Trotzdem ist es in vielen Bereichen auch üblich, dass über geeignete Kanäle auf ein ausgeschriebenes Projekt hingewiesen wird. Ob von Seiten der Auftraggeber, durch direkten Hinweis an potenzielle Bewerber und Bewerberinnen oder durch Dienste, die Veröffentlichungen zum Thema sammeln und weiterleiten.
Der zweite Teil ist ein Schritt der Professionalisierung von Forschungszweigen, den die Pflegewissenschaften an dieser Stelle noch nicht vollzogen haben beziehungsweise noch nicht vollziehen konnten. Denn in „gut laufenden“ Bereichen kann man es sich erlauben, dass einzelne Personen quasi Vollzeit damit betraut sind, wichtige Nachrichten zusammenzutragen und Stellenangebote über Rundschreiben zu verschicken.
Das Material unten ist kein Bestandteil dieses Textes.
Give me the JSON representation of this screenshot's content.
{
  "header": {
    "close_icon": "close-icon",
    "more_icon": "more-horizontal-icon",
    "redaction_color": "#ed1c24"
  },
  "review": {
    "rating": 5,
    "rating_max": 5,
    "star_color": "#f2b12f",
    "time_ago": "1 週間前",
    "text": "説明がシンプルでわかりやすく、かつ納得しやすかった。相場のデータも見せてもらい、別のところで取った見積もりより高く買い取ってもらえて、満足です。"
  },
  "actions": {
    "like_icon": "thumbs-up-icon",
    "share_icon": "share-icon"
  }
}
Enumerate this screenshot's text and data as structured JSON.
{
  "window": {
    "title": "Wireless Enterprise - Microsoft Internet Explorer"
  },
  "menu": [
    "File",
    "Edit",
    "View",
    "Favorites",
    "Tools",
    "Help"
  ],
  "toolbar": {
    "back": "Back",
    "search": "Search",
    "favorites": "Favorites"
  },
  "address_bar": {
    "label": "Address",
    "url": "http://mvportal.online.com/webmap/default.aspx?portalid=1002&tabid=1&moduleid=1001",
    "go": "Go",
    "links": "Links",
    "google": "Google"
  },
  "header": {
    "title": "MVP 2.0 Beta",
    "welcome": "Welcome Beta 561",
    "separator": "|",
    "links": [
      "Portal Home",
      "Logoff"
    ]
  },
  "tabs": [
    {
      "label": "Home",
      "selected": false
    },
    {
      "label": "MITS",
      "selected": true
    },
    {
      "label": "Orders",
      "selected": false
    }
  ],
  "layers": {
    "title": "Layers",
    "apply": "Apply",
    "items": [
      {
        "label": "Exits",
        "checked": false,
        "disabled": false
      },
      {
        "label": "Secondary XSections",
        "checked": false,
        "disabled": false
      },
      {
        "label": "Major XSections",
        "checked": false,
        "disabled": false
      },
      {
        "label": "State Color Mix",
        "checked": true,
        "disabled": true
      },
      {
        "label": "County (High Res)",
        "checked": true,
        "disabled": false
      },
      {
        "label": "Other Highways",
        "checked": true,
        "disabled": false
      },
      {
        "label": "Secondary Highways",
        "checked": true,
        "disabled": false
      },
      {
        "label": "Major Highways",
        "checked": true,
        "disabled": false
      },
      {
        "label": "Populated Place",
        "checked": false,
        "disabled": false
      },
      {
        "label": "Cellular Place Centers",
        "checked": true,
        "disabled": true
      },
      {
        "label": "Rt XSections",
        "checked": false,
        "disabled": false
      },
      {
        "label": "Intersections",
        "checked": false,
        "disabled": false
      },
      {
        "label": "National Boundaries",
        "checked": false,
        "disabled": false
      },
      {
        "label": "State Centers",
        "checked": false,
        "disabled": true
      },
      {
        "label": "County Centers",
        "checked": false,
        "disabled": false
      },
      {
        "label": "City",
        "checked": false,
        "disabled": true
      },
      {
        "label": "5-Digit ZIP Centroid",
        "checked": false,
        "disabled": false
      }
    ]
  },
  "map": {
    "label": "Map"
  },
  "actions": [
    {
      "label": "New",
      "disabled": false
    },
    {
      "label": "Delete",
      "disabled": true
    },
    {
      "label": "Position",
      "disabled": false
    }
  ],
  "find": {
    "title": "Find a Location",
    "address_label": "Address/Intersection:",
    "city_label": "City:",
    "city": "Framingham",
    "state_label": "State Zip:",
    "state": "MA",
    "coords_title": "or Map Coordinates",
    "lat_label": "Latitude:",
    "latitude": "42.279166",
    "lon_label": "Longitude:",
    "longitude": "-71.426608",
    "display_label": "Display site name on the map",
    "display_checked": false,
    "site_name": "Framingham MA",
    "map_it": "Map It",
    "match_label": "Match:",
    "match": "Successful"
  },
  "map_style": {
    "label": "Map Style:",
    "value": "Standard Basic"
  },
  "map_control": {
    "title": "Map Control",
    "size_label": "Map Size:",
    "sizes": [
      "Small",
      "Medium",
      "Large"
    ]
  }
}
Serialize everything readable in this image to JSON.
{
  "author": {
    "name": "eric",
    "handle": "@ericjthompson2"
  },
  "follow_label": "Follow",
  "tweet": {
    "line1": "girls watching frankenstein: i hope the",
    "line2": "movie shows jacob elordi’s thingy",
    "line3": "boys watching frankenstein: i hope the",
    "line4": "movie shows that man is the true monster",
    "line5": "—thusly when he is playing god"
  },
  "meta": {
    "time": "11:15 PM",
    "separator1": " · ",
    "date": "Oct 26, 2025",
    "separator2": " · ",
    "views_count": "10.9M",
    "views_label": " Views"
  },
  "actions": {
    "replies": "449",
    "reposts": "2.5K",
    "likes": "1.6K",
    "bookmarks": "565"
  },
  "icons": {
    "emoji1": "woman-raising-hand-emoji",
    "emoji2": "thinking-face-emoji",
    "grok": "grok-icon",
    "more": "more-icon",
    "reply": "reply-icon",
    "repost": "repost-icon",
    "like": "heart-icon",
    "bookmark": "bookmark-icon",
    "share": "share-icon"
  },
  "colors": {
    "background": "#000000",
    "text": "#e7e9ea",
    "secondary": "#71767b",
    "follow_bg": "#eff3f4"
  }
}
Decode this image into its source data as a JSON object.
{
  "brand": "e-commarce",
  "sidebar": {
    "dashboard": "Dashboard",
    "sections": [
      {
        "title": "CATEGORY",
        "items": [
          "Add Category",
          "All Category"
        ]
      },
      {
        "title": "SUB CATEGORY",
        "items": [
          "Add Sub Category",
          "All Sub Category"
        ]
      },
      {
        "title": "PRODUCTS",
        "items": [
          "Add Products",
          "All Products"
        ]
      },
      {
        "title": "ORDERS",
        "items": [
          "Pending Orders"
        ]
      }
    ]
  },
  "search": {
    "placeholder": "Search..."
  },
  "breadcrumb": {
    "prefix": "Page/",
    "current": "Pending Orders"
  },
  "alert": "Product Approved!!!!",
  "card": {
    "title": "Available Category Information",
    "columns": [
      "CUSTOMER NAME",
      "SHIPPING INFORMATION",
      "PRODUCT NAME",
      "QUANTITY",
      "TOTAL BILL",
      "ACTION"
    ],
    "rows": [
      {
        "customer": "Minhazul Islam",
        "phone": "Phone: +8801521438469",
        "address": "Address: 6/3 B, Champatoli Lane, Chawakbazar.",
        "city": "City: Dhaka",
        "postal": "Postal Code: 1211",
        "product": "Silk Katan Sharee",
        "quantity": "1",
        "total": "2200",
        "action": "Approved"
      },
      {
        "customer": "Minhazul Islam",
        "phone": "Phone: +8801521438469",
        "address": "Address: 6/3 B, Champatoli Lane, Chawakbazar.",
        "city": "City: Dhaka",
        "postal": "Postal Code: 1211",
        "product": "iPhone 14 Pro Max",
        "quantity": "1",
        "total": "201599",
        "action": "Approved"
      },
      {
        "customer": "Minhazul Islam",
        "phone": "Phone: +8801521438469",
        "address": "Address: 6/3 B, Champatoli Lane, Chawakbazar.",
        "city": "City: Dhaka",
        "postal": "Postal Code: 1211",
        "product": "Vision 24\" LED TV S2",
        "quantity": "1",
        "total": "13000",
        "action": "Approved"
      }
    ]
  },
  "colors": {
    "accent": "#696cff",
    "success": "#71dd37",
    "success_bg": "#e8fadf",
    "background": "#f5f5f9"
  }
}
In lang etablierten Disziplinen gibt es oft einfache „Mailinglisten“, über die sich Mitglieder austauschen können und es liegt im Interesse von Auftraggebern, hier Mitglied zu sein, um Ausschreibungen publik zu machen.
Die Anfänge der Pflegewissenschaft – gemeinsame erste Schritte?
Die Anfänge der Pflegewissenschaft in unserem Land werden nach außen hin von der Bundesregierung gefordert und gefördert – ein Entgegenkommen und „Helfen“ scheint es für die junge Disziplin aber aktuell nicht zu geben.
Man ist versucht zu sagen, dass die Bundesregierung in der Ausschreibung von Projekten doch eben mehr Erfahrung hat und wissen sollte, dass die Reichweite einer bloßen Veröffentlichung sehr gering ist, wenn keine konkreten Gruppen angesprochen werden. Das ignoriert dann allerdings, dass auch die Erfahrung mit einem neuen Wissenschaftszweig, der sich nicht aus etablierten größeren Strukturen abgezweigt hat (wie sich beispielsweise die medizinische Informatik aus Informatik und Medizin bilden konnte), neu für die Bundesregierung ist. Die Pflegewissenschaft entsteht durch die Akademisierung eines Feldes, das bisher ein zusätzlich auch noch vernachlässigter Ausbildungsberuf war.
Hier trifft Unerfahrenheit auf Unerfahrenheit. Das wirkt natürlich nicht gut – muss aber verständlich sein.
Ein Selbstbewusstsein schaffen
Die neue Pflegebeauftragte der Bundesregierung, Claudia Moll, hat sich unter anderem mehr Selbstbewusstsein der Pflegekräfte als Ziel gesetzt. Ähnlich muss auch die Pflegewissenschaft ihren Platz finden.
Unerfahrenheit ist dabei übrigens nicht als „Vorwurf“ zu verstehen. Man kann niemandem vorwerfen, keine Erfahrung in einem Bereich zu haben, der neu ist. Wichtig wäre, von Seiten der akademischen Pflegewissenschaften und ausschreibenden Stellen wie dem Gesundheistministerium, der Bundesregierung oder auch Landesregierungen aus zu lernen, wie man zukünftig miteinander spricht.
Hier aktiv Kommunikationsschnittstellen zu schaffen ist nicht die Aufgabe von einer Seite, sondern von beiden.